Anyway they all talk. Dorinda just wants everything to go back to normal and makes sure to tell Lu she loves her and wishes her well. Lu … isn’t really having it. She’s nice to Dorinda and wishes her well too, but girlfriend has a wall up and A GIGANTIC COLD ASS ATTITUDE. This crap is so confusing to me. Isn’t making amends part of THE PROGRAM? Like aren’t you supposed to just forgive as hard as you can? I don’t get it. ALSO? Can a cabaret show go to your head this much? It’s nuts. I hope this isn’t Lu’s idea of working to keep a story line because this story is BORING AF.
Bethenny uses this opportunity to get each of them to admit to something and have a real conversation. OMG WOW GOOD IDEA. Except Dorinda will not admit she heckled Lu’s show by screaming JOVANI and B’s effort goes NOWHERE. The only good thing about this GANGSTA meeting is Lu and D agree to a truce.
Sounds like we’re gonna move on, right?
LOL … you’re so stupid.
A day or two or whatever later (after you’ve woken up from your nap) …

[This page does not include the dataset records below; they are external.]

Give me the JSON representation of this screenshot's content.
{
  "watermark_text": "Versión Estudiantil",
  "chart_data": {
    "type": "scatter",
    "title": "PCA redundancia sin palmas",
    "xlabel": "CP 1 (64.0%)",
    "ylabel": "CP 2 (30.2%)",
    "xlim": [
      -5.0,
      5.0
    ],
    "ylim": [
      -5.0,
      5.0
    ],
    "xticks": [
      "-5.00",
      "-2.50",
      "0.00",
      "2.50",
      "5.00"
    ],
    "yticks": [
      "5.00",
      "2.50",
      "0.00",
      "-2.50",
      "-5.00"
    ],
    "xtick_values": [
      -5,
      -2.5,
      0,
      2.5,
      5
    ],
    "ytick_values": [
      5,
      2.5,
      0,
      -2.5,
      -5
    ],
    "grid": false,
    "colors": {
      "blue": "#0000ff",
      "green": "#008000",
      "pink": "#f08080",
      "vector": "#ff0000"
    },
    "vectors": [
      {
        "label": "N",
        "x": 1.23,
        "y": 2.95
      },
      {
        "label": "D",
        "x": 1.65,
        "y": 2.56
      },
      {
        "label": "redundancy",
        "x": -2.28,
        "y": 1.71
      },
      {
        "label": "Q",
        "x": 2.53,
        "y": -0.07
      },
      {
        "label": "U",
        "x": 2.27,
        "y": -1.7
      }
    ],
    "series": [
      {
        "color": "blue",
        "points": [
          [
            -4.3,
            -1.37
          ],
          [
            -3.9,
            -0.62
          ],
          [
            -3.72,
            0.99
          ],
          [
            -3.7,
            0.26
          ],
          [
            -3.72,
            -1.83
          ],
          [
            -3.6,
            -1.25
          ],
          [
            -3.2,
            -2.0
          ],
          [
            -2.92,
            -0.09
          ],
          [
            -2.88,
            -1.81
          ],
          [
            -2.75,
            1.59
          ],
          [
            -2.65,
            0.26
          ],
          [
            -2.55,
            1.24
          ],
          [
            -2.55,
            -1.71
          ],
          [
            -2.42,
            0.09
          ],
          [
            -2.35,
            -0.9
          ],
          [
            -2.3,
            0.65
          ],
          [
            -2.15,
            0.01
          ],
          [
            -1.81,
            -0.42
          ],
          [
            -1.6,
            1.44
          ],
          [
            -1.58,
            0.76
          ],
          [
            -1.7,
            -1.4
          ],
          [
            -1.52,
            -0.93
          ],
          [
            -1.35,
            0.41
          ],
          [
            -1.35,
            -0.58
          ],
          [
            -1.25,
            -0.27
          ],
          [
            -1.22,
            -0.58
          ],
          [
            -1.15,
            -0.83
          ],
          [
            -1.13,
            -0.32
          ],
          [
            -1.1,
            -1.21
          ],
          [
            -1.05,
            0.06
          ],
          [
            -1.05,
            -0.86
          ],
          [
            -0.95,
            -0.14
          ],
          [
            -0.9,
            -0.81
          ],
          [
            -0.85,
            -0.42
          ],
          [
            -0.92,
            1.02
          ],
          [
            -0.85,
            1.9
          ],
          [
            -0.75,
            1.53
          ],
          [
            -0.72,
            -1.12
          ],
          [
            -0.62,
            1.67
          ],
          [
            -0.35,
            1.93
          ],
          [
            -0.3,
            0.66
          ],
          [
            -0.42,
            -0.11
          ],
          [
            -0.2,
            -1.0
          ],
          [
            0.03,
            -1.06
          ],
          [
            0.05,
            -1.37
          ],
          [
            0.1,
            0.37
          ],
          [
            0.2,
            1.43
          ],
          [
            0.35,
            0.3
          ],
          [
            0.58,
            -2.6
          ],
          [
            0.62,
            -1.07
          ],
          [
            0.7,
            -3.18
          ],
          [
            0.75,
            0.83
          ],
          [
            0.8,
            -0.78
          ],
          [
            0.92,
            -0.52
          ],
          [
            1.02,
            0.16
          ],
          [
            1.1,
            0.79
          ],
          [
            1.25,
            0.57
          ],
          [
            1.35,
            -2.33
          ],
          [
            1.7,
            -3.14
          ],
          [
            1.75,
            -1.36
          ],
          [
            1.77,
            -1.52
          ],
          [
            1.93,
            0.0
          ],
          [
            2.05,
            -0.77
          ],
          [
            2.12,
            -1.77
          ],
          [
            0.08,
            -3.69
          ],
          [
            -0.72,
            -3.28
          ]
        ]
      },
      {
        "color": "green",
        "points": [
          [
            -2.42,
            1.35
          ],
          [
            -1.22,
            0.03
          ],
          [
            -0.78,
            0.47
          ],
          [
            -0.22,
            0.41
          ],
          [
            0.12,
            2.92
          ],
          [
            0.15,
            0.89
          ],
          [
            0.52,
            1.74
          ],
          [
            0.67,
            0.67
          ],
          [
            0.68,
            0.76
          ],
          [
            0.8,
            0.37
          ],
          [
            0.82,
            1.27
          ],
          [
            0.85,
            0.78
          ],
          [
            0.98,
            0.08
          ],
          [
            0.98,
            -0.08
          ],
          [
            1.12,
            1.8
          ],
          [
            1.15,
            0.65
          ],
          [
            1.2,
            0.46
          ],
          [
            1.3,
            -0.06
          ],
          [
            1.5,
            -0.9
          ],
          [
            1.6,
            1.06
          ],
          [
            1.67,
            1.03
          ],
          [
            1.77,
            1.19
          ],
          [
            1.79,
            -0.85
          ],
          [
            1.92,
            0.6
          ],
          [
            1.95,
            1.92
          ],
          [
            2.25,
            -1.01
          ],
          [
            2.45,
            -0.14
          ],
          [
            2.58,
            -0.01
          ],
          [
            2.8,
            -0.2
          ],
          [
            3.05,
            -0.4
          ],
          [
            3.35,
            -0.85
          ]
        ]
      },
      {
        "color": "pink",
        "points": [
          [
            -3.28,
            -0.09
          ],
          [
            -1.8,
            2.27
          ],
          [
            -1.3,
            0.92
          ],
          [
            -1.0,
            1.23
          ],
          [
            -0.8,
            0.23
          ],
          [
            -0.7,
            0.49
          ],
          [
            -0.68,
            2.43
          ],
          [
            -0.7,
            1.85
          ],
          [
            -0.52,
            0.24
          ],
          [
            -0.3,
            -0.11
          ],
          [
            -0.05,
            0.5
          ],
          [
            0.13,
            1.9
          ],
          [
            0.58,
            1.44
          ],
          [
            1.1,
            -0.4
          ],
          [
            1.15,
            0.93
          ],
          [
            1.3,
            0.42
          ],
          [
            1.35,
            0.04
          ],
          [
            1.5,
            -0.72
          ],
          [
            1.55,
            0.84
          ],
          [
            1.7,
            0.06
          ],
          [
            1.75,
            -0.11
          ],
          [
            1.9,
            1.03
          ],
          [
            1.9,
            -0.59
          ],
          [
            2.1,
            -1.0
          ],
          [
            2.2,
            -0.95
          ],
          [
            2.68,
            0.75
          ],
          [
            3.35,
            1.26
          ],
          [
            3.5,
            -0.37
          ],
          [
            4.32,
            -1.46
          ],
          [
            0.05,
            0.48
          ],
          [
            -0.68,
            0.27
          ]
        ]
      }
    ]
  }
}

Babs visits Dorinda. It seems D wants to move into a new place. It’s time for a change and her current apartment is full of old memories and sadness. This means she’ll probably have to do a little remodeling, so she calls her buddy … SNAKE EYES BARBARA … to consult with her about it. They walk through and Babs has the nerve to judge Dorinda’s place. I MEAN DID YOU SEE THE DECORATING IN BARBARA’S PLACE? IT WAS BASIC AF AND THIS BITCH IS CHOKING ON MONEY SO LIKE HIRE A DECORATOR YOU MOSTER. Anyway the convo goes from renovations to … how disappointed LuAnn was by the GANGSTA MEETING. Turns out … The Countess expected an apology. Babs keeps digging at Dorinda and shames her for not being able to admit she did anything wrong.
OH MY GOD.
HOW LONG WILL THIS GO ON???
Dorinda goes full on CHRISTMAS IN THE BERKSHIRES AT BLUE STONE MANOR and asks SNAKE EYES BARBARA to leave. Thank goodness because I’m falling asleep and it’s time to jet over to NYC to put Nair in Lu’s shampoo bottles, shave Barbra’s head and throw Tinsley’s Mom from the tallest building I can find.